Didn't Zatz or someone hint at we might see an upgrade offer or sale coming soon?

How much all in did it cost with the drive?


----------



## jcthorne (Jan 28, 2002)

aaronwt said:


> So has there been confirmation that the hard drive can be replaced?
> 
> And will the hard drive fit in there? Isn't the 2.5" WD 2TB drive a 15mm high drive?


We will see. I have a 1tb 9mm drive already but almost always have more than 1tb on my Roamio now. Do not want to downgrade. At least with Amazon, if it dont work I can return it.

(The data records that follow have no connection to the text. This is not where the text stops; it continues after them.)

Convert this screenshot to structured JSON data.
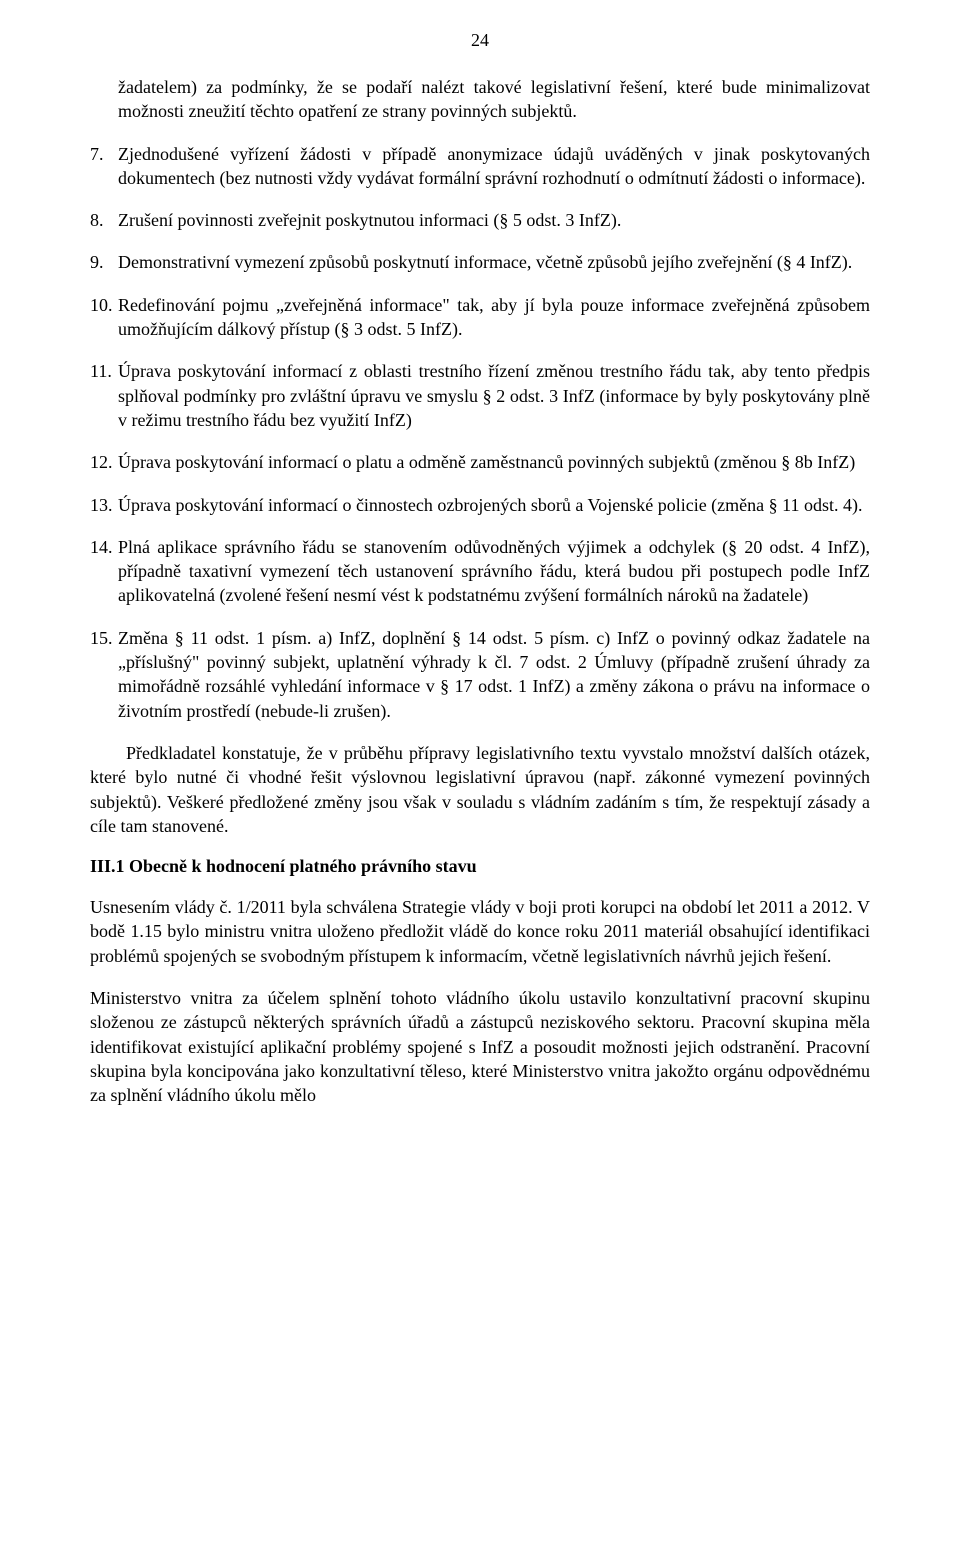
{
  "page_number": "24",
  "continuation_text": "žadatelem) za podmínky, že se podaří nalézt takové legislativní řešení, které bude minimalizovat možnosti zneužití těchto opatření ze strany povinných subjektů.",
  "items": [
    {
      "num": "7.",
      "text": "Zjednodušené vyřízení žádosti v případě anonymizace údajů uváděných v jinak poskytovaných dokumentech (bez nutnosti vždy vydávat formální správní rozhodnutí o odmítnutí žádosti o informace)."
    },
    {
      "num": "8.",
      "text": "Zrušení povinnosti zveřejnit poskytnutou informaci (§ 5 odst. 3 InfZ)."
    },
    {
      "num": "9.",
      "text": "Demonstrativní vymezení způsobů poskytnutí informace, včetně způsobů jejího zveřejnění (§ 4 InfZ)."
    },
    {
      "num": "10.",
      "text": "Redefinování pojmu „zveřejněná informace\" tak, aby jí byla pouze informace zveřejněná způsobem umožňujícím dálkový přístup (§ 3 odst. 5 InfZ)."
    },
    {
      "num": "11.",
      "text": "Úprava poskytování informací z oblasti trestního řízení změnou trestního řádu tak, aby tento předpis splňoval podmínky pro zvláštní úpravu ve smyslu § 2 odst. 3 InfZ (informace by byly poskytovány plně v režimu trestního řádu bez využití InfZ)"
    },
    {
      "num": "12.",
      "text": "Úprava poskytování informací o platu a odměně zaměstnanců povinných subjektů (změnou § 8b InfZ)"
    },
    {
      "num": "13.",
      "text": "Úprava poskytování informací o činnostech ozbrojených sborů a Vojenské policie (změna § 11 odst. 4)."
    },
    {
      "num": "14.",
      "text": "Plná aplikace správního řádu se stanovením odůvodněných výjimek a odchylek (§ 20 odst. 4 InfZ), případně taxativní vymezení těch ustanovení správního řádu, která budou při postupech podle InfZ aplikovatelná (zvolené řešení nesmí vést k podstatnému zvýšení formálních nároků na žadatele)"
    },
    {
      "num": "15.",
      "text": "Změna § 11 odst. 1 písm. a) InfZ, doplnění § 14 odst. 5 písm. c) InfZ o povinný odkaz žadatele na „příslušný\" povinný subjekt, uplatnění výhrady k čl. 7 odst. 2 Úmluvy (případně zrušení úhrady za mimořádně rozsáhlé vyhledání informace v § 17 odst. 1 InfZ) a změny zákona o právu na informace o životním prostředí (nebude-li zrušen)."
    }
  ],
  "after_list_para": "Předkladatel konstatuje, že v průběhu přípravy legislativního textu vyvstalo množství dalších otázek, které bylo nutné či vhodné řešit výslovnou legislativní úpravou (např. zákonné vymezení povinných subjektů). Veškeré předložené změny jsou však v souladu s vládním zadáním s tím, že respektují zásady a cíle tam stanovené.",
  "section_heading": "III.1 Obecně k hodnocení platného právního stavu",
  "body_paras": [
    "Usnesením vlády č. 1/2011 byla schválena Strategie vlády v boji proti korupci na období let 2011 a 2012. V bodě 1.15 bylo ministru vnitra uloženo předložit vládě do konce roku 2011 materiál obsahující identifikaci problémů spojených se svobodným přístupem k informacím, včetně legislativních návrhů jejich řešení.",
    "Ministerstvo vnitra za účelem splnění tohoto vládního úkolu ustavilo konzultativní pracovní skupinu složenou ze zástupců některých správních úřadů a zástupců neziskového sektoru. Pracovní skupina měla identifikovat existující aplikační problémy spojené s InfZ a posoudit možnosti jejich odstranění. Pracovní skupina byla koncipována jako konzultativní těleso, které Ministerstvo vnitra jakožto orgánu odpovědnému za splnění vládního úkolu mělo"
  ]
}
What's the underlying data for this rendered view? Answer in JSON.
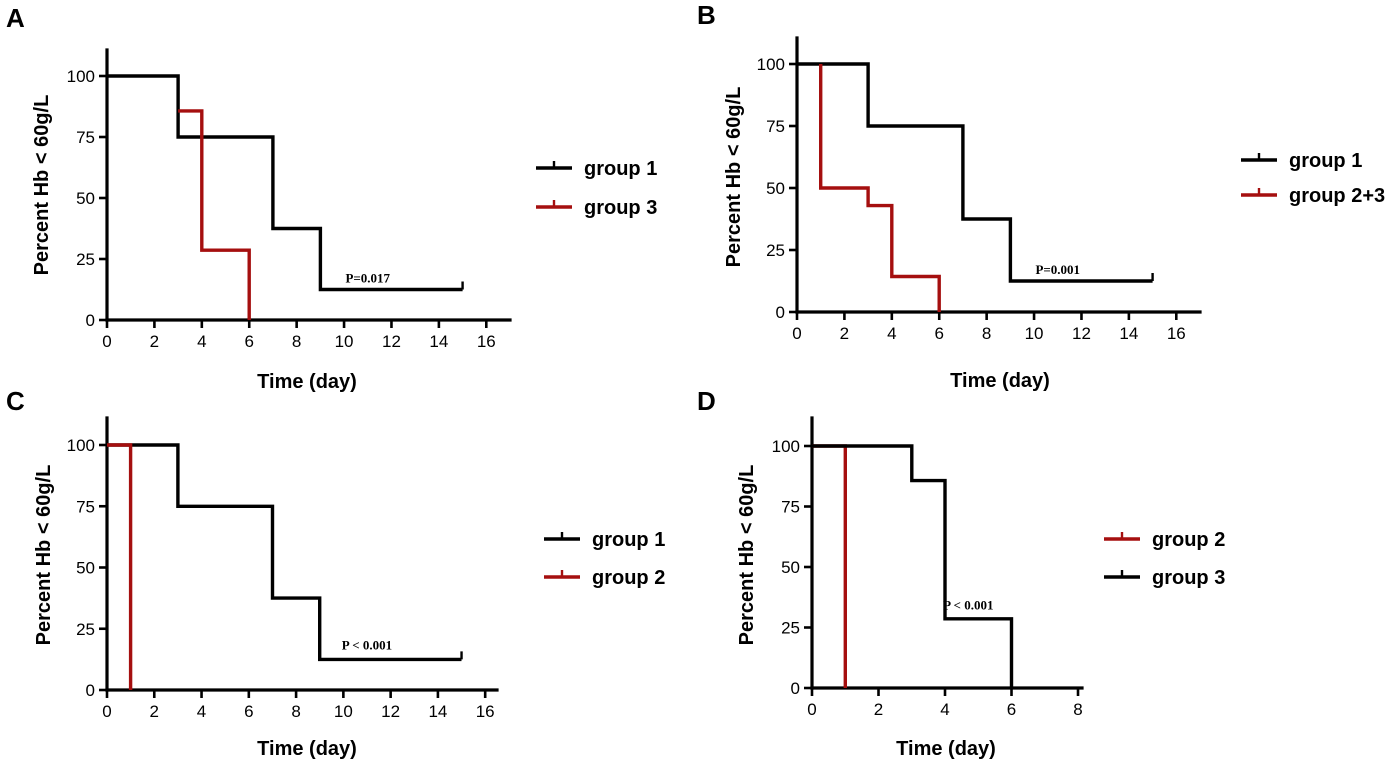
{
  "colors": {
    "black": "#000000",
    "red": "#a50f0f"
  },
  "chart_data": [
    {
      "panel": "A",
      "type": "line",
      "xlabel": "Time (day)",
      "ylabel": "Percent Hb < 60g/L",
      "xlim": [
        0,
        17
      ],
      "ylim": [
        0,
        110
      ],
      "xticks": [
        0,
        2,
        4,
        6,
        8,
        10,
        12,
        14,
        16
      ],
      "yticks": [
        0,
        25,
        50,
        75,
        100
      ],
      "annotation": {
        "text": "P=0.017",
        "x": 11,
        "y": 13
      },
      "legend_position": "right",
      "series": [
        {
          "name": "group 1",
          "color": "#000000",
          "x": [
            0,
            3,
            3,
            7,
            7,
            9,
            9,
            15
          ],
          "y": [
            100,
            100,
            75,
            75,
            37.5,
            37.5,
            12.5,
            12.5
          ]
        },
        {
          "name": "group 3",
          "color": "#a50f0f",
          "x": [
            3,
            4,
            4,
            6,
            6
          ],
          "y": [
            85.7,
            85.7,
            28.6,
            28.6,
            0
          ]
        }
      ]
    },
    {
      "panel": "B",
      "type": "line",
      "xlabel": "Time (day)",
      "ylabel": "Percent Hb < 60g/L",
      "xlim": [
        0,
        17
      ],
      "ylim": [
        0,
        110
      ],
      "xticks": [
        0,
        2,
        4,
        6,
        8,
        10,
        12,
        14,
        16
      ],
      "yticks": [
        0,
        25,
        50,
        75,
        100
      ],
      "annotation": {
        "text": "P=0.001",
        "x": 11,
        "y": 13
      },
      "legend_position": "right",
      "series": [
        {
          "name": "group 1",
          "color": "#000000",
          "x": [
            0,
            3,
            3,
            7,
            7,
            9,
            9,
            15
          ],
          "y": [
            100,
            100,
            75,
            75,
            37.5,
            37.5,
            12.5,
            12.5
          ]
        },
        {
          "name": "group 2+3",
          "color": "#a50f0f",
          "x": [
            1,
            1,
            3,
            3,
            4,
            4,
            6,
            6
          ],
          "y": [
            100,
            50,
            50,
            42.9,
            42.9,
            14.3,
            14.3,
            0
          ]
        }
      ]
    },
    {
      "panel": "C",
      "type": "line",
      "xlabel": "Time (day)",
      "ylabel": "Percent Hb < 60g/L",
      "xlim": [
        0,
        17
      ],
      "ylim": [
        0,
        110
      ],
      "xticks": [
        0,
        2,
        4,
        6,
        8,
        10,
        12,
        14,
        16
      ],
      "yticks": [
        0,
        25,
        50,
        75,
        100
      ],
      "annotation": {
        "text": "P < 0.001",
        "x": 11,
        "y": 14
      },
      "legend_position": "right",
      "series": [
        {
          "name": "group 1",
          "color": "#000000",
          "x": [
            0,
            3,
            3,
            7,
            7,
            9,
            9,
            15
          ],
          "y": [
            100,
            100,
            75,
            75,
            37.5,
            37.5,
            12.5,
            12.5
          ]
        },
        {
          "name": "group 2",
          "color": "#a50f0f",
          "x": [
            0,
            1,
            1
          ],
          "y": [
            100,
            100,
            0
          ]
        }
      ]
    },
    {
      "panel": "D",
      "type": "line",
      "xlabel": "Time (day)",
      "ylabel": "Percent Hb < 60g/L",
      "xlim": [
        0,
        8
      ],
      "ylim": [
        0,
        110
      ],
      "xticks": [
        0,
        2,
        4,
        6,
        8
      ],
      "yticks": [
        0,
        25,
        50,
        75,
        100
      ],
      "annotation": {
        "text": "P < 0.001",
        "x": 4.7,
        "y": 30
      },
      "legend_position": "right",
      "series": [
        {
          "name": "group 2",
          "color": "#a50f0f",
          "x": [
            0,
            1,
            1
          ],
          "y": [
            100,
            100,
            0
          ]
        },
        {
          "name": "group 3",
          "color": "#000000",
          "x": [
            0,
            3,
            3,
            4,
            4,
            6,
            6
          ],
          "y": [
            100,
            100,
            85.7,
            85.7,
            28.6,
            28.6,
            0
          ]
        }
      ]
    }
  ]
}
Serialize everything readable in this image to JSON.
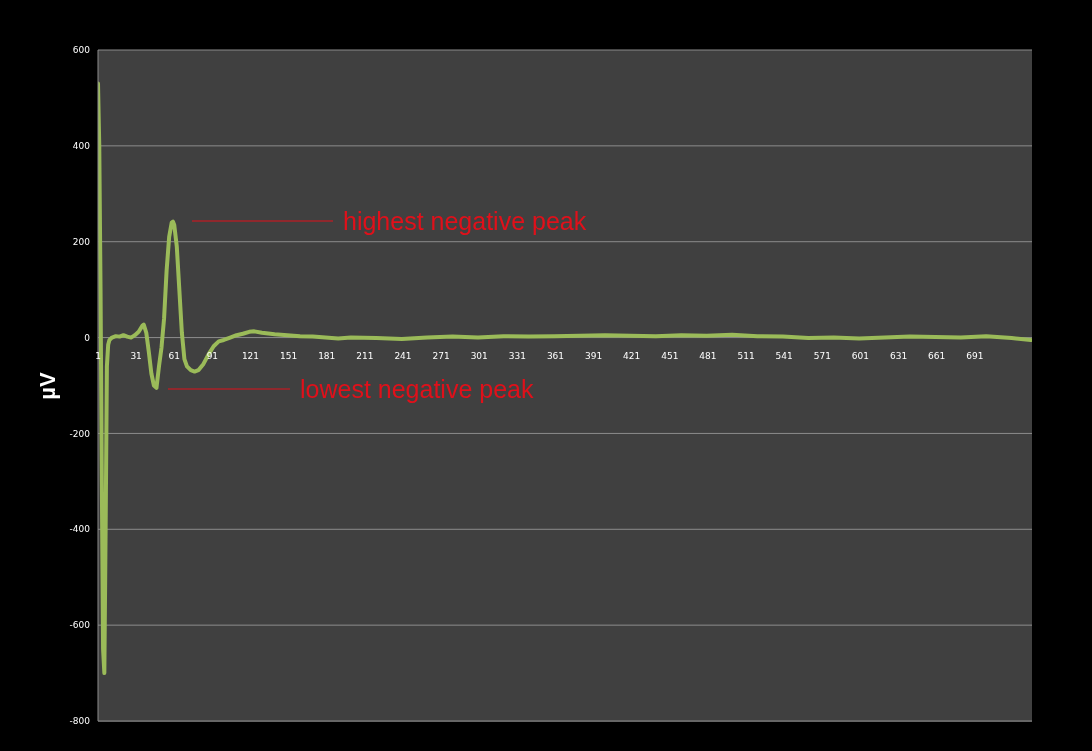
{
  "chart_data": {
    "type": "line",
    "ylabel": "µV",
    "x": [
      1,
      2,
      3,
      4,
      5,
      6,
      7,
      8,
      9,
      10,
      12,
      15,
      18,
      21,
      24,
      27,
      30,
      33,
      36,
      37,
      39,
      41,
      43,
      45,
      47,
      49,
      51,
      53,
      55,
      57,
      59,
      60,
      61,
      63,
      65,
      67,
      69,
      71,
      74,
      77,
      80,
      84,
      88,
      92,
      96,
      100,
      105,
      110,
      115,
      120,
      124,
      130,
      140,
      150,
      160,
      170,
      180,
      190,
      200,
      220,
      240,
      260,
      280,
      300,
      320,
      340,
      360,
      380,
      400,
      420,
      440,
      460,
      480,
      500,
      520,
      540,
      560,
      580,
      600,
      620,
      640,
      660,
      680,
      700,
      720,
      735
    ],
    "series": [
      {
        "color": "#9bbb59",
        "values": [
          530,
          400,
          100,
          -300,
          -650,
          -700,
          -400,
          -60,
          -15,
          -5,
          0,
          3,
          2,
          5,
          2,
          0,
          5,
          12,
          25,
          27,
          10,
          -30,
          -75,
          -100,
          -105,
          -60,
          -20,
          40,
          140,
          210,
          240,
          242,
          235,
          190,
          100,
          10,
          -45,
          -60,
          -68,
          -71,
          -68,
          -55,
          -35,
          -18,
          -8,
          -5,
          0,
          5,
          8,
          12,
          13,
          10,
          7,
          5,
          3,
          2,
          0,
          -2,
          0,
          -1,
          -3,
          0,
          2,
          0,
          3,
          2,
          3,
          4,
          5,
          4,
          3,
          5,
          4,
          6,
          3,
          2,
          -1,
          0,
          -2,
          0,
          2,
          1,
          0,
          3,
          -1,
          -5
        ]
      }
    ],
    "xlim": [
      1,
      736
    ],
    "xticks": [
      1,
      31,
      61,
      91,
      121,
      151,
      181,
      211,
      241,
      271,
      301,
      331,
      361,
      391,
      421,
      451,
      481,
      511,
      541,
      571,
      601,
      631,
      661,
      691
    ],
    "ylim": [
      -800,
      600
    ],
    "yticks": [
      -800,
      -600,
      -400,
      -200,
      0,
      200,
      400,
      600
    ],
    "grid": "y",
    "marker": "none",
    "line_style": "solid",
    "annotations": [
      "highest negative peak",
      "lowest negative peak"
    ]
  }
}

Obviously I am betting the drive will fit and be plug n play like the Roamio.


----------



## jcthorne (Jan 28, 2002)

innocentfreak said:


> Didn't Zatz or someone hint at we might see an upgrade offer or sale coming soon?
> 
> How much all in did it cost with the drive?


408 with tax.


----------



## thefisch (Jul 25, 2015)

With the 30 day return on Tivo and amazon, there is little risk here. Let us know how it goes.


----------



## larrs (May 2, 2005)

I'm all in and waiting for your write up. Thanks for being the first guinea pig.


----------



## dhoward (Mar 15, 2002)

I was going to purchase the bolt to replace my Premier but I also have a Roamio on monthly. In the past I have been able to get Tivo to switch my older monthly unit to the $99 lifetime. I called Tivo today and there was no way they would do it as they said their whole pricing structure has change and PLS was no longer being offered period. So I did not order the Bolt since I do not want to have two units eventually on monthly even though the Bolt would be 12 months in the future. My wife uses the Roamio and her needs are very simple so barring a hardware failure we will be keeping it for awhile. This way Tivo saved me $400. The Bolt for $300 and the PLS for $100.....


----------



## dhoward (Mar 15, 2002)

I also asked about a deal mentioned in another thread where someone was offered a Roamio Plus for $350 with $99 lifetime because they showed they were still an owner of a Series 1,2, or 3. I still have a lifetime series 2 but it was still a no go. No deal on Roamio either. He hinted about a Christmas sale but I am not holding my breath.


----------